Czarny tekst… grr… -.- Musiałam do Worda przenieść. ;/
Opo – genialne! Fajna fabuła i dobra akcja. Jedyne, do czego mogę sie doczepić to: literówki (zamiast „ó” jest „y”)… i to chyba tyle. 😀 xD Zaczepisty pomysł z jednorożcem. xd Masz talent. Chcę CD, ale JUŻ! 😀
I bardzo dziękuję za dedykację. ^^
Najmocniej przepraszam za błędy, ale pisałam prawą ręką, albowiem lewą mam wybitą. W zdaniu „Dopytywała się Reven, wysoka, jasnoskóra dziewczyna z tak czarnymi, że w świetle wyglądało, jakby miała niebieskie pasemka.” powinno pojawić się jeszcze „z włosami tak czarnymi” oraz „Szczerze” przez „rz”. Bardzo przepraszam za niedopatrzenia.

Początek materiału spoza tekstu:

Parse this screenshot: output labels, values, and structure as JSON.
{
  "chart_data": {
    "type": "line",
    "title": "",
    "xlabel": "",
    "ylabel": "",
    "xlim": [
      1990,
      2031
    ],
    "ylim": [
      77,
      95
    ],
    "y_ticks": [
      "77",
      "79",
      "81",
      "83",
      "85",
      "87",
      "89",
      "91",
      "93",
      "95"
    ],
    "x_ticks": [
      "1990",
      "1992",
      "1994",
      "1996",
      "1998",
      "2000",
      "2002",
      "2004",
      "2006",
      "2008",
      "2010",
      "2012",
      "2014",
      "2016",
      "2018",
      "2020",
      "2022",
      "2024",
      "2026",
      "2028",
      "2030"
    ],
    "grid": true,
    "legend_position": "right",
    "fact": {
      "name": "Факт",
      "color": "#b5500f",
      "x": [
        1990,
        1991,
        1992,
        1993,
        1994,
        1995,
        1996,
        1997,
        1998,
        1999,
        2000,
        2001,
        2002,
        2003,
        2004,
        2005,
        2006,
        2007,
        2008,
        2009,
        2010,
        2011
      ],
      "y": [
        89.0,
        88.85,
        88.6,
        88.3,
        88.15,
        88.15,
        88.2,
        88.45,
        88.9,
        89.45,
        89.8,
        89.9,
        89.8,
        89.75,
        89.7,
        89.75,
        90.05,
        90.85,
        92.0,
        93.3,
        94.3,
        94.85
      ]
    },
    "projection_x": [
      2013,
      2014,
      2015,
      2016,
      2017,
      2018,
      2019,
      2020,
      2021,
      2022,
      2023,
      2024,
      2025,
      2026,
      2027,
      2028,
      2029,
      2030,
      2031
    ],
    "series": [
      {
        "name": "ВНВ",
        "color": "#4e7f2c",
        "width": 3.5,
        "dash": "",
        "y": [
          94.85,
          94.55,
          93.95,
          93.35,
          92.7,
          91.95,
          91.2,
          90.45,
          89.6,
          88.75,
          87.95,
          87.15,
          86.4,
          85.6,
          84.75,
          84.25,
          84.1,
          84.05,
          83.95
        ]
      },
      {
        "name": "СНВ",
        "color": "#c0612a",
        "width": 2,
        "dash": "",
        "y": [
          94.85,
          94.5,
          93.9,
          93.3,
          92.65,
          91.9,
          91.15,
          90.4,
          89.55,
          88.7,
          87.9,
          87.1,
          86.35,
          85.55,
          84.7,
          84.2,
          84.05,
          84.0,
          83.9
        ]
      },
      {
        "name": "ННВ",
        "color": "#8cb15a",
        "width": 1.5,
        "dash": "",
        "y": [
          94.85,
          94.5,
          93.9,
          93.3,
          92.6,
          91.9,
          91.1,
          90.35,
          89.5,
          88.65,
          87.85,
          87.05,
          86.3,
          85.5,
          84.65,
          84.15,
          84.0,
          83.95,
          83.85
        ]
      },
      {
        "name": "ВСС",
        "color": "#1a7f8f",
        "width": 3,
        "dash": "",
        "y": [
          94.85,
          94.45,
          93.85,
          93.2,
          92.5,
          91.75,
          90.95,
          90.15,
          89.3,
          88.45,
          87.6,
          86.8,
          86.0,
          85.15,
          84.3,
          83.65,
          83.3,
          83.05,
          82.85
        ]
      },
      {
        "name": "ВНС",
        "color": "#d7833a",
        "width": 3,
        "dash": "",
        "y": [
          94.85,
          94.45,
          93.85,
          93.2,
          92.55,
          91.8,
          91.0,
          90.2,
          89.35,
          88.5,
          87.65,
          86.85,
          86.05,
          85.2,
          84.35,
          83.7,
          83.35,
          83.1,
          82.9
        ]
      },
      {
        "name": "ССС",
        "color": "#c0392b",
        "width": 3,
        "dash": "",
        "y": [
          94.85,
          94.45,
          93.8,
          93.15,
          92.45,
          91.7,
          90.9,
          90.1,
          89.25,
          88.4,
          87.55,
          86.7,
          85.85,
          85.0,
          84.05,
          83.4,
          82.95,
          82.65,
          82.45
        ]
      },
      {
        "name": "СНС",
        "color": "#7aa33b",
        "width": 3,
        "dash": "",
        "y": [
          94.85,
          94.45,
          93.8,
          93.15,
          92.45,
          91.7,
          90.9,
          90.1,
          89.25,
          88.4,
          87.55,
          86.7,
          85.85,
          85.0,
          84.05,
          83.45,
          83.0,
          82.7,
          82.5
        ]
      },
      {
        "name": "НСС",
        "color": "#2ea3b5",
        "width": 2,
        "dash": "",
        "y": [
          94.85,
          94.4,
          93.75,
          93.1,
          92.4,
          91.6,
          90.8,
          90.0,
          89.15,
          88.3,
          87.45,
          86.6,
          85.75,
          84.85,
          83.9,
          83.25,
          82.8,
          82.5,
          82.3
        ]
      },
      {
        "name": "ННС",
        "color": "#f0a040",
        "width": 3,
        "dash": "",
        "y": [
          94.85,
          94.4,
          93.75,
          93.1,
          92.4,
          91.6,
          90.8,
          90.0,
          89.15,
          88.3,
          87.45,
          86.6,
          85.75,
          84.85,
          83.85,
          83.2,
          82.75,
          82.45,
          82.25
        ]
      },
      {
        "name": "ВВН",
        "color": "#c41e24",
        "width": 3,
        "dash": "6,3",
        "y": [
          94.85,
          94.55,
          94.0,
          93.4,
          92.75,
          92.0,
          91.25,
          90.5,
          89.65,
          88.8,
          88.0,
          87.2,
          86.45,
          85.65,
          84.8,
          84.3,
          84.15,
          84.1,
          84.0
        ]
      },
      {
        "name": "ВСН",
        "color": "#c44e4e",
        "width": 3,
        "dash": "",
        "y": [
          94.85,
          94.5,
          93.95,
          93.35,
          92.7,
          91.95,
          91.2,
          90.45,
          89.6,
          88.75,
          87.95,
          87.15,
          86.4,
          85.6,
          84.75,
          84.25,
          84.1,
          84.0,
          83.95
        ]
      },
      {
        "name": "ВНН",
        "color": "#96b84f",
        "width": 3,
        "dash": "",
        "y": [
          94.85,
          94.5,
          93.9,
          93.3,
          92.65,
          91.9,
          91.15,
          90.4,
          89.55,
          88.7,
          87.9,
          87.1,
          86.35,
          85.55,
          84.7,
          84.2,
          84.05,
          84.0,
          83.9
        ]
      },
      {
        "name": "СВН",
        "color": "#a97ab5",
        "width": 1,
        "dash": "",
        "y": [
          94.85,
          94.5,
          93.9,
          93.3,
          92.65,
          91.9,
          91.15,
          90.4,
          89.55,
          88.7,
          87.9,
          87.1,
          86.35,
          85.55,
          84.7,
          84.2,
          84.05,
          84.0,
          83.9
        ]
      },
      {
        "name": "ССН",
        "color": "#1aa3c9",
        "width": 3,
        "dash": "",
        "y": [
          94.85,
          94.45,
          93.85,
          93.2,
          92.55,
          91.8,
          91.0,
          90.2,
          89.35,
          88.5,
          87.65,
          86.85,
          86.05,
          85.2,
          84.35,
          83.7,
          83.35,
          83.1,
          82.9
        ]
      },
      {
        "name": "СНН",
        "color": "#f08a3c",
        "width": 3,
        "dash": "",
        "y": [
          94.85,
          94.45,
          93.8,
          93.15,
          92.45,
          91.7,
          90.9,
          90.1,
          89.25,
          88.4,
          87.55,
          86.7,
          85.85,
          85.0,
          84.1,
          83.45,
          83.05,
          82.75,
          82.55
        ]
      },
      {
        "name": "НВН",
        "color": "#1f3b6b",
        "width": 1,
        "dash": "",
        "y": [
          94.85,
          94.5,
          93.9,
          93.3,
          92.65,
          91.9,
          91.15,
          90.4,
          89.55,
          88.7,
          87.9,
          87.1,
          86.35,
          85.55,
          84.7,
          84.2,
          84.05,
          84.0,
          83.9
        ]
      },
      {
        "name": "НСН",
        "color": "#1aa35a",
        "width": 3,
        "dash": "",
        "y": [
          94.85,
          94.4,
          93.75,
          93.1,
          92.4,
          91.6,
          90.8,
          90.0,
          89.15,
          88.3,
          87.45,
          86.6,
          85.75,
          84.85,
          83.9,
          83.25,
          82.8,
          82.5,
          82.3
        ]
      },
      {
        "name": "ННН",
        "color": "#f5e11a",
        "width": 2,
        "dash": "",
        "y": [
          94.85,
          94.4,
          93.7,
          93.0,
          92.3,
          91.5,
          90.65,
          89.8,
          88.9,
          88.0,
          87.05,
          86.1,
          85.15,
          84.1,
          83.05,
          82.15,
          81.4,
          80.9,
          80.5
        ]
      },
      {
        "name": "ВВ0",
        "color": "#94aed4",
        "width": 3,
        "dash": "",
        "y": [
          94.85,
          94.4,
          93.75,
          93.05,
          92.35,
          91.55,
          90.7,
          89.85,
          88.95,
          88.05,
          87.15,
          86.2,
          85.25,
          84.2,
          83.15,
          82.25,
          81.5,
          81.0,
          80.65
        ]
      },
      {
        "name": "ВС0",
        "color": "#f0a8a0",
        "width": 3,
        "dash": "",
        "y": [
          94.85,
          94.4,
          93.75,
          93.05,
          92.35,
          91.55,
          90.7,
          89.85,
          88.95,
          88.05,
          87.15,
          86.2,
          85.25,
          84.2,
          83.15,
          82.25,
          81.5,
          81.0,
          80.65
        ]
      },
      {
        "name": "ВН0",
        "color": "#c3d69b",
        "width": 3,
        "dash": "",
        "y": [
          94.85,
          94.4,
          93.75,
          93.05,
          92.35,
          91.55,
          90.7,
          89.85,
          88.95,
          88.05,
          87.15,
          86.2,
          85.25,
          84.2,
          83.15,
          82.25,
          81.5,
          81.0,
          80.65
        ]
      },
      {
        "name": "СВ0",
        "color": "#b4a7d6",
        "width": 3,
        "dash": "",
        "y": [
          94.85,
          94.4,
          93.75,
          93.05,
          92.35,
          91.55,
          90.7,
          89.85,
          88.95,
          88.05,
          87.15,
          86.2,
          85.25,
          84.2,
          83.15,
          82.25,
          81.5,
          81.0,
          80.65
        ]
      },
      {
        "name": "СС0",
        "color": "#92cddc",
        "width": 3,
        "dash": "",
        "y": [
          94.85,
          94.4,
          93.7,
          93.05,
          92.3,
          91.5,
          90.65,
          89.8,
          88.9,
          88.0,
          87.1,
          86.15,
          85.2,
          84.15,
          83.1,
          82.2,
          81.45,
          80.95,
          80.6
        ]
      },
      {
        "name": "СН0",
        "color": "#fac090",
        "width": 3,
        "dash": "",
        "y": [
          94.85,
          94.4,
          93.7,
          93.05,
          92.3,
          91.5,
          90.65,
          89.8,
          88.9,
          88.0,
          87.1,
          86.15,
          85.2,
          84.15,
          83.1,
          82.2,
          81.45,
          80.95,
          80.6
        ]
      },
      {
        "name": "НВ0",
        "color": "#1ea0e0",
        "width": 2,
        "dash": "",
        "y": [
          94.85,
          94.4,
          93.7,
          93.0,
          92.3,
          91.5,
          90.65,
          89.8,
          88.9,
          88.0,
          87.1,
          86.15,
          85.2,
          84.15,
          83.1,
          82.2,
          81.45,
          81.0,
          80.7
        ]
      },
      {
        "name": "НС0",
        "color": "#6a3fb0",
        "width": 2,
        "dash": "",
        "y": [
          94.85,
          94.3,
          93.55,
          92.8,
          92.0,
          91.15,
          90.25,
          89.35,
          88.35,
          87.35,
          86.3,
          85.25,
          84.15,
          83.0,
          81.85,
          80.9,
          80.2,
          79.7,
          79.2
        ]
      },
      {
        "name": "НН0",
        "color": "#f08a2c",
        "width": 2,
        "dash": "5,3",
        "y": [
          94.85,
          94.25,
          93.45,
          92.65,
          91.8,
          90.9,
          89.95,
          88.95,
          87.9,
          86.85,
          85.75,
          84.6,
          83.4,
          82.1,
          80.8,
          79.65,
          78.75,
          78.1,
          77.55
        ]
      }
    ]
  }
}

a z tym „ó” na „y”… ja pisałam na 100% „ó”, może gdzieś się coś kliknęło… Jestem najlepszym pisarzem komputerowym świata normalnie -,-
zgadzam się z Pallas 😀
z czytaniem sobie poradziłam, gorzej jest u mnie, w ogóle weźcie musze się wziąć za siebie bo strasznie krótkie pisze Świerszczu walną takie długie że się załamałam
i dziękuję za dedykację <3
i DAWAJ CD NATYCHMIAST i nigdy nie wątp w swoje możliwości pisarskie bo są naprawdę dobry, dla mnie nie ma czegoś takiego ze się nie potrafi pisać, każdy potrafi tylko musi uwierzyć w siebie i pracować nad tym co pisze 😀 to tyle dziękuję za uwagę 😀
Kocham dzieci Aresa! Aż się poważnie zastanawiam, czy by nie wziąć i nie napisać czegoś o nich. 😀
Opowiadanie genialne! Wypowiedzi bohaterki mnie powalają. 😀
Opo
Po prostu geniusz, tylko kłuło mnie to, że y było zamiast ó.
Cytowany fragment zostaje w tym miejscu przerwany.